Engineering topology in waveguide arrays
The topological classification of a system depends on the discrete symmetries of its Hamiltonian. In Floquet photonic waveguide arrays, the abstract symmetries of the Altland–Zirnbauer (AZ) scheme – chiral, particle-hole, and time-reversal (for photonics, $z$-reversal) – arise from structural properties of the lattice, yet a systematic correspondence has not been established. Here, we illustrate this correspondence for a simpler system of one-dimensional waveguide arrays with real coupling coefficients, showing how bipartite structure and $z$-reflection symmetry alone determine the whole AZ class. We further demonstrate that non-bipartite networks – lacking conventional particle-hole symmetry, chiral symmetry, and $z$-reversal symmetry – can nonetheless support topologically protected boundary states at quasienergy $\varepsilon = π$, even in one dimension. The protecting symmetry – \textit{shifted}-particle-hole symmetry – applies equally to higher-dimensional Floquet waveguides.
💡 Research Summary
The paper investigates the relationship between lattice structural properties and the Altland‑Zirnbauer (AZ) symmetry classification in one‑dimensional photonic waveguide arrays with real (evanescent) coupling. By treating the paraxial wave equation as a Schrödinger‑type equation, the propagation coordinate z plays the role of time, allowing both static and periodically driven (Floquet) configurations. The authors focus on two structural ingredients: (i) bipartite (or sublattice) structure, where sites can be divided into two families A and B with couplings only between families, and (ii) z‑reflection symmetry, i.e., the existence of an axis z₀ about which the coupling pattern is mirror‑symmetric.
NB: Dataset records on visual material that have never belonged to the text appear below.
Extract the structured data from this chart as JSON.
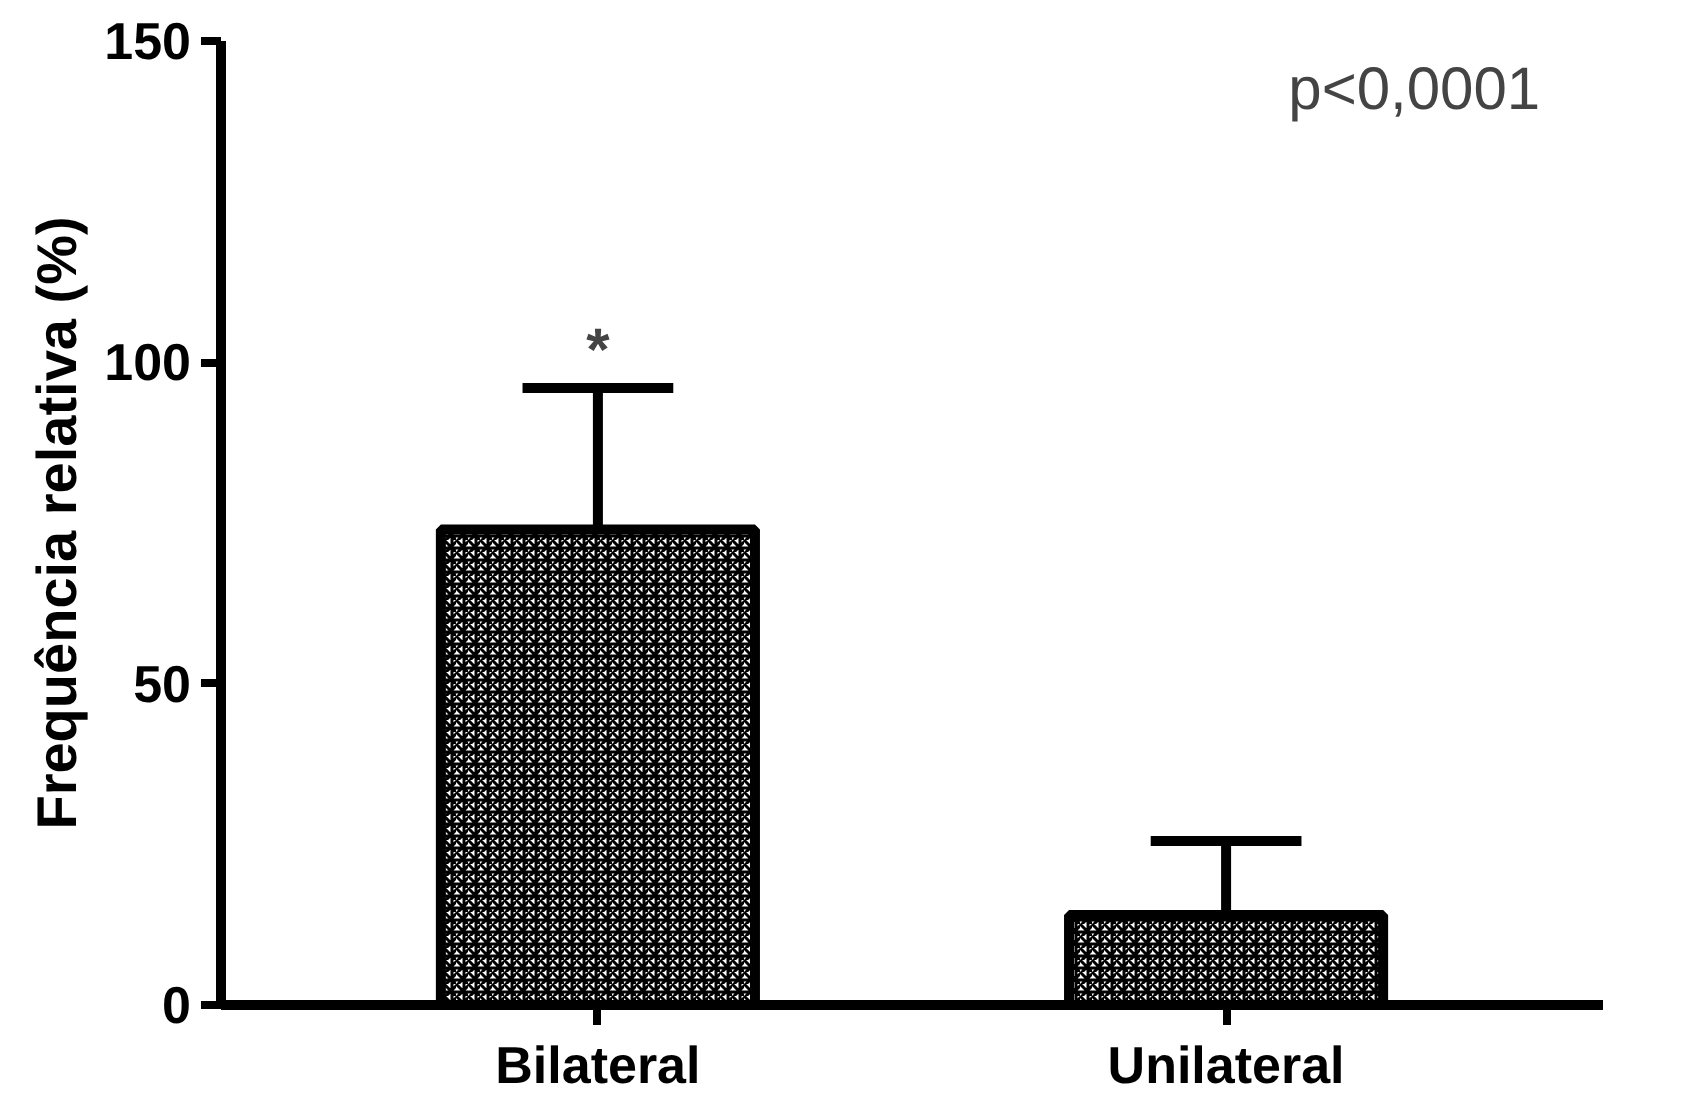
{
  "chart_data": {
    "type": "bar",
    "ylabel": "Frequência relativa (%)",
    "categories": [
      "Bilateral",
      "Unilateral"
    ],
    "values": [
      74,
      14
    ],
    "errors": [
      22,
      11.5
    ],
    "color": "#000000",
    "ylim": [
      0,
      150
    ],
    "yticks": [
      0,
      50,
      100,
      150
    ],
    "grid": false,
    "annotations": [
      "*",
      "p<0,0001"
    ]
  }
}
For real couplings, z‑reflection automatically yields a unitary operation that, combined with complex conjugation, becomes an effective “z‑reversal” symmetry (the photonic analogue of time‑reversal). The bipartite condition forces the Hamiltonian into an off‑diagonal block form, which anticommutes with the sublattice operator Σ_z. This anticommutation is precisely the definition of chiral symmetry (CS). Consequently, when both bipartite structure and z‑reflection are present, the system simultaneously possesses chiral symmetry, z‑reversal symmetry, and particle‑hole symmetry (the latter being the product of the first two). The full set of AZ symmetries places the system in class BDI, which in one dimension supports an integer‑valued winding number.
The paper then turns to non‑bipartite lattices, where conventional particle‑hole and chiral symmetries are absent. The authors introduce “shifted particle‑hole symmetry” (s‑PHS), in which the particle‑hole operation is accompanied by a fixed momentum shift k₀. This symmetry can exist even without bipartite structure and protects boundary states at quasienergy ε = π (the Floquet zone edge). A concrete three‑waveguide network is designed to illustrate s‑PHS: the three sites are coupled in a cyclic fashion with real couplings that break sublattice balance but retain the shifted particle‑hole relation. Numerical simulations of the Floquet evolution operator show localized edge modes at ε = π, confirming the topological protection afforded by s‑PHS.
Beyond the qualitative description, the authors derive explicit constraints on the Hamiltonian imposed by each symmetry. Chiral symmetry forces the determinant to change sign under z → −z, leading to det H(z₀)=0 for odd band numbers, and requires a vanishing trace at chiral‑symmetric points. Particle‑hole symmetry imposes similar determinant and trace conditions, but they must hold for all z, not only at special points. These algebraic criteria provide practical checks for experimental realizations.
The manuscript also discusses extensions to complex couplings (synthetic gauge fields) and to systems where polarization acts as a pseudospin. In such cases, z‑reflection and z‑reversal are no longer equivalent, and the anti‑unitary nature of T_z must be retained. The squared value T_z² can be +1 (spinless) or –1 (spin‑½), opening the possibility of Kramers degeneracy in photonic platforms.
In summary, the work establishes a clear, systematic mapping: bipartite lattice + z‑reflection ⇒ full AZ class BDI; absence of bipartiteness ⇒ possible shifted particle‑hole symmetry protecting ε = π edge states. This mapping clarifies how structural design choices directly dictate topological classification in Floquet photonic waveguide arrays, and it opens pathways to engineer higher‑dimensional topological phases using similar symmetry‑based principles.